Even worse, MyRA contributions will not be indexed to inflation. That’s what TIPS, Treasury Inflation-Protected Securities, a different kind of Treasury issuance, are for. Subtract the inflation rate – even the official inflation rate, which shaves a point or two off the real rate – and you’ll find that the MyRA doesn’t do a thing to help disenfranchised working Americans save for retirement. And again, should you want a MyRA, you’ll pay the taxes on these contributions up front.

Getting MyRAs to work – i.e., the government getting sufficient interest in them from investors – necessitates the invention of not merely a straw man, but a straw group. That’d be the poor working people, simple folk just trying to put bread on the table, but prohibited from doing so because…what’s a good, believable reason? How about “Their employers don’t offer 401(k)s”? Boom, this is easy.

The returns on the MyRA are not only minimal, and possibly negative even without factoring in taxes, the absolute last people they’re designed for are the “working families” whom the government continues to simultaneously lionize and condescend to.

If you make modest money, and your employer doesn’t offer a 401(k), open your own IRA. Do it at Vanguard, TD AmeriTrade, whatever. And for God’s sake, don’t invest it in T-Bonds. Also, pay off your consumer debt first.

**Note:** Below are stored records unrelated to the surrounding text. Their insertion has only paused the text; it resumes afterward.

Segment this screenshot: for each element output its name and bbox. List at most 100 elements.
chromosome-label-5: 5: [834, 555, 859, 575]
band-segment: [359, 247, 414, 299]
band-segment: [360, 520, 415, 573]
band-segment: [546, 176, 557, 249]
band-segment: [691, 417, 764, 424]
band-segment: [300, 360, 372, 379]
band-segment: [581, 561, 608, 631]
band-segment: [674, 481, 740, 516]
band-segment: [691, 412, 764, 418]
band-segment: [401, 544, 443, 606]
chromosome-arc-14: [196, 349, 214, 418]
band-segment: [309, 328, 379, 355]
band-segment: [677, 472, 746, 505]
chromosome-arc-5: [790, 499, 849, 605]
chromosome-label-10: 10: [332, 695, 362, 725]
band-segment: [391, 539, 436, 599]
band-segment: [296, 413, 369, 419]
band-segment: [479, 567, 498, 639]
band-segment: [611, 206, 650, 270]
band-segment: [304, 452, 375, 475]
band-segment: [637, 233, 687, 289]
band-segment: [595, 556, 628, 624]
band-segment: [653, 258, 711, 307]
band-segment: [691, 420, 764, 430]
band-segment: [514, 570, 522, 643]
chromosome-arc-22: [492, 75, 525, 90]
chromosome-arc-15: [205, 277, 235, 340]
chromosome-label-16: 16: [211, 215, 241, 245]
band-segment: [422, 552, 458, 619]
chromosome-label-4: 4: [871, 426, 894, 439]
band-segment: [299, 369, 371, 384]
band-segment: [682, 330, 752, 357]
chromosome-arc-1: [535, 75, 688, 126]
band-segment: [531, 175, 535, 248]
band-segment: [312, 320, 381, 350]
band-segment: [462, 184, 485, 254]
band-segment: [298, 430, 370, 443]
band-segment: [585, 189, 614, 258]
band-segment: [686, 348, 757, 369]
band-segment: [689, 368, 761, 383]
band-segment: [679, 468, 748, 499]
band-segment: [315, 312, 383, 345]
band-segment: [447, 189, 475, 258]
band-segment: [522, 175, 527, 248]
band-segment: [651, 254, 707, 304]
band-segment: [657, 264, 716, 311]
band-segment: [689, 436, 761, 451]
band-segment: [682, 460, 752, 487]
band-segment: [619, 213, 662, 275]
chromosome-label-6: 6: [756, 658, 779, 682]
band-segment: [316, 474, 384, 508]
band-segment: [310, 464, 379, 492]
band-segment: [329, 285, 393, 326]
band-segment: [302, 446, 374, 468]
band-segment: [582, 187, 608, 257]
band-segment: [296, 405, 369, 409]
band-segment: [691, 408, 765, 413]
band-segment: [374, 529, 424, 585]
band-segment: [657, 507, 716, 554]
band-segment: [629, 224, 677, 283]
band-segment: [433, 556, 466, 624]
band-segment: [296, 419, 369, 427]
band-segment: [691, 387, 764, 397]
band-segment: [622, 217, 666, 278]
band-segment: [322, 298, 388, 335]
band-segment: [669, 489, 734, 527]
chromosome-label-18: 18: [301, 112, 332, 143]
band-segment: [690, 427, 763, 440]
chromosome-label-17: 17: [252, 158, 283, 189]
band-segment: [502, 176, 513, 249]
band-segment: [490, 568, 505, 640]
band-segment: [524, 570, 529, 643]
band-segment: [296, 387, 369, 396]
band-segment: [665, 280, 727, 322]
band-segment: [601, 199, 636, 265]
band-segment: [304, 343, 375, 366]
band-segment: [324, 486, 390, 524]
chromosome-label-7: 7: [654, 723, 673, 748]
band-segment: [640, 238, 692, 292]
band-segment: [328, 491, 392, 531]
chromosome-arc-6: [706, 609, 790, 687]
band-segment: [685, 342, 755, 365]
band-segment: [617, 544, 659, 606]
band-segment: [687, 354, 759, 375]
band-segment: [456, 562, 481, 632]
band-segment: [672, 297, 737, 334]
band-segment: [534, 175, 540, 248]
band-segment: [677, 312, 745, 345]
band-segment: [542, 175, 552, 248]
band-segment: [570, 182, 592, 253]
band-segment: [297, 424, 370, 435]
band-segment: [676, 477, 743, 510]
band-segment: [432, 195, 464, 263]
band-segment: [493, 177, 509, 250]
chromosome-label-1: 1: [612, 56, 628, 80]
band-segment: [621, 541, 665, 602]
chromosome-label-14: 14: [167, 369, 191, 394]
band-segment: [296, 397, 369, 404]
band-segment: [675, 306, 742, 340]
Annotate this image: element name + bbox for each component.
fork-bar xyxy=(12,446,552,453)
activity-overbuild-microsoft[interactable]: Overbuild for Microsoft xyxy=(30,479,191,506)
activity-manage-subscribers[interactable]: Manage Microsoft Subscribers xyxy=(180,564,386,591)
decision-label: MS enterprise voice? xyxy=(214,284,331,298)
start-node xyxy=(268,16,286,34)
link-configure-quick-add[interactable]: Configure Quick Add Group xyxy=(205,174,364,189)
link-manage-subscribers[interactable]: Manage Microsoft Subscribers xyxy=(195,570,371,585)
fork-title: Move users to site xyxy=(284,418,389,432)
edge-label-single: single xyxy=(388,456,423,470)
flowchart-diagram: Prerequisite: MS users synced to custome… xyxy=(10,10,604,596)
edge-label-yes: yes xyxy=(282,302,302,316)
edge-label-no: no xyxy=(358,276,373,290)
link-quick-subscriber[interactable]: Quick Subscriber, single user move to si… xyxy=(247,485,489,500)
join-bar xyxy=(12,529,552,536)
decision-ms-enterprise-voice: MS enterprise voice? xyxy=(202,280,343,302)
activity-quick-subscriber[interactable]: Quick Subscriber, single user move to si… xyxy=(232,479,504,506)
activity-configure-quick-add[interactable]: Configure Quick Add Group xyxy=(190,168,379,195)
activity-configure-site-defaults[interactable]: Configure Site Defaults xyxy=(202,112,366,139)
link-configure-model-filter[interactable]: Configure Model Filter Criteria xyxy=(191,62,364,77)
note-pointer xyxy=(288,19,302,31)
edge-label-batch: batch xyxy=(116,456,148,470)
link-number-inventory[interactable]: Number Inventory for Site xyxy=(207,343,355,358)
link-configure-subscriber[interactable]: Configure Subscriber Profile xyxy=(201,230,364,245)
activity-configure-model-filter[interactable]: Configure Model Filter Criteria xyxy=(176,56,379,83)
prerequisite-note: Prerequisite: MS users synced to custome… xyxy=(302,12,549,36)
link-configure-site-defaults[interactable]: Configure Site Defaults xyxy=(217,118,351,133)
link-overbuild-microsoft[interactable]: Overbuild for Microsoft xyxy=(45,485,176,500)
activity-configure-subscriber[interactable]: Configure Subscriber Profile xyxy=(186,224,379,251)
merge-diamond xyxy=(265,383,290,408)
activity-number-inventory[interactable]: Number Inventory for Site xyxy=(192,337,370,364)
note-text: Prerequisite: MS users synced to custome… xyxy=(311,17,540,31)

Last night, a poster at Free Republic joked that given “that the market is run by absolute idiots,” the only tangible benefit the MyRA will make will be to increase the stock price of over-the-counter issue Myriad Entertainment & Resorts (symbol: MYRA). First publicly traded 17 years ago, Myriad plans to someday open a casino in Tunica, Mississippi, a/k/a the Redneck Riviera. Sure enough, after not breaking past 1¢ a penny for years, yesterday morning MYRA rose to 10¢ in an hour, more than doubling its previous all-time high.